Frank Sharry, executive director of immigration advocate America's Voice, said Trump's immigration policies "are as dangerous as they are stunning.''

"Trump proposes to round up 11 million hardworking immigrants, a population the size of the state of Ohio. "He promises to rescind protections for (the children of the undocumented) and deport them. He wants to redefine the constitutional definition of U.S. citizenship as codified by the 14th Amendment...In sum, Trump comes down firmly on the far right fringes of the debate.''

In the interview, Trump also offered his views on issues from national security to his own brand of energy diplomacy.

On defeating Islamic State militants, Trump said the key is to take away their wealth by taking back the oil fields under their control in Iraq. Told by Meet the Press host Chuck Todd that such a move could require ground troops, Trump responded, “That’s OK.” He said the Iraqis should be given “something” from their oil fields but, in an apparent reference to Iraq War veterans, “we should definitely take back money for our soldiers.”
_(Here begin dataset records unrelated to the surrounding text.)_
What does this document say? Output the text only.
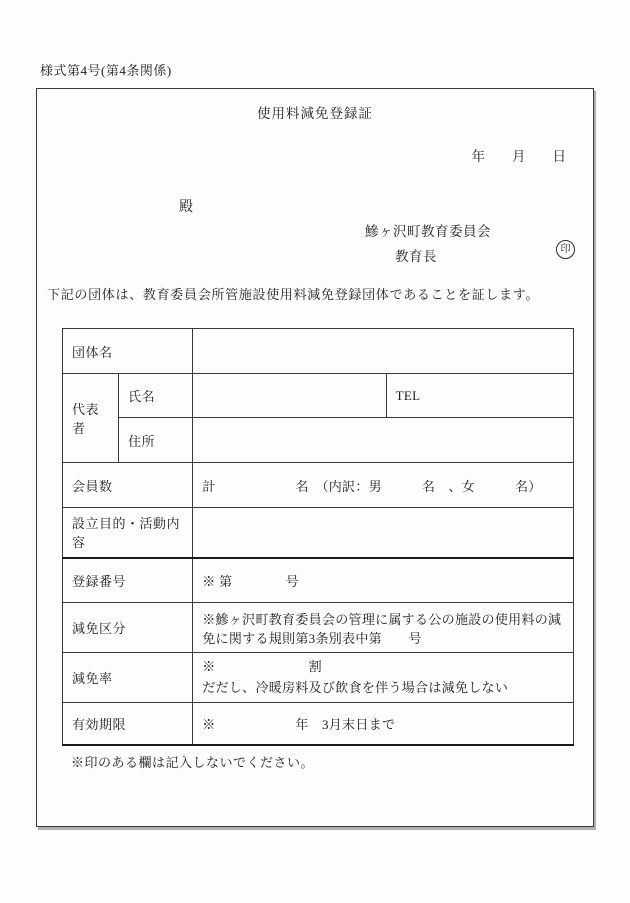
様式第4号(第4条関係)
使用料減免登録証
年　　月　　日
殿
鰺ヶ沢町教育委員会
教育長	印
下記の団体は、教育委員会所管施設使用料減免登録団体であることを証します。
団体名			
代表者	氏名		TEL
	住所		
会員数		計　　　　　　名　（内訳：男　　　名　、女　　　名）	
設立目的・活動内容			
登録番号		※ 第　　　　号	
減免区分		※鰺ヶ沢町教育委員会の管理に属する公の施設の使用料の減免に関する規則第3条別表中第　　号	
減免率		※　　　　　　　割
だだし、冷暖房料及び飲食を伴う場合は減免しない	

有効期限		※　　　　　　年　3月末日まで	
※印のある欄は記入しないでください。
Trump in the past has accused Saudi Arabia of being the world’s biggest funder of terrorism. On Sunday, he said the Gulf nation should be paying the U.S. because it wouldn’t exist without American support. And, Trump said, the only reason the U.S. supports Saudi Arabia is because it needs the oil. “Now, we don’t need the oil so much,” he said in an apparent reference to U.S. oil and gas production. “And if we let our people really go, we wouldn’t need the oil at all. And we could let everybody else fight it out.”

Ask who he talks to for military advice, Trump said he watches the news shows and cited former U.S. ambassador to the U.N. John Bolton (”a tough cookie”) and retired Army Col. Jack Jacobs (”a good guy”) as two examples of people who impress him.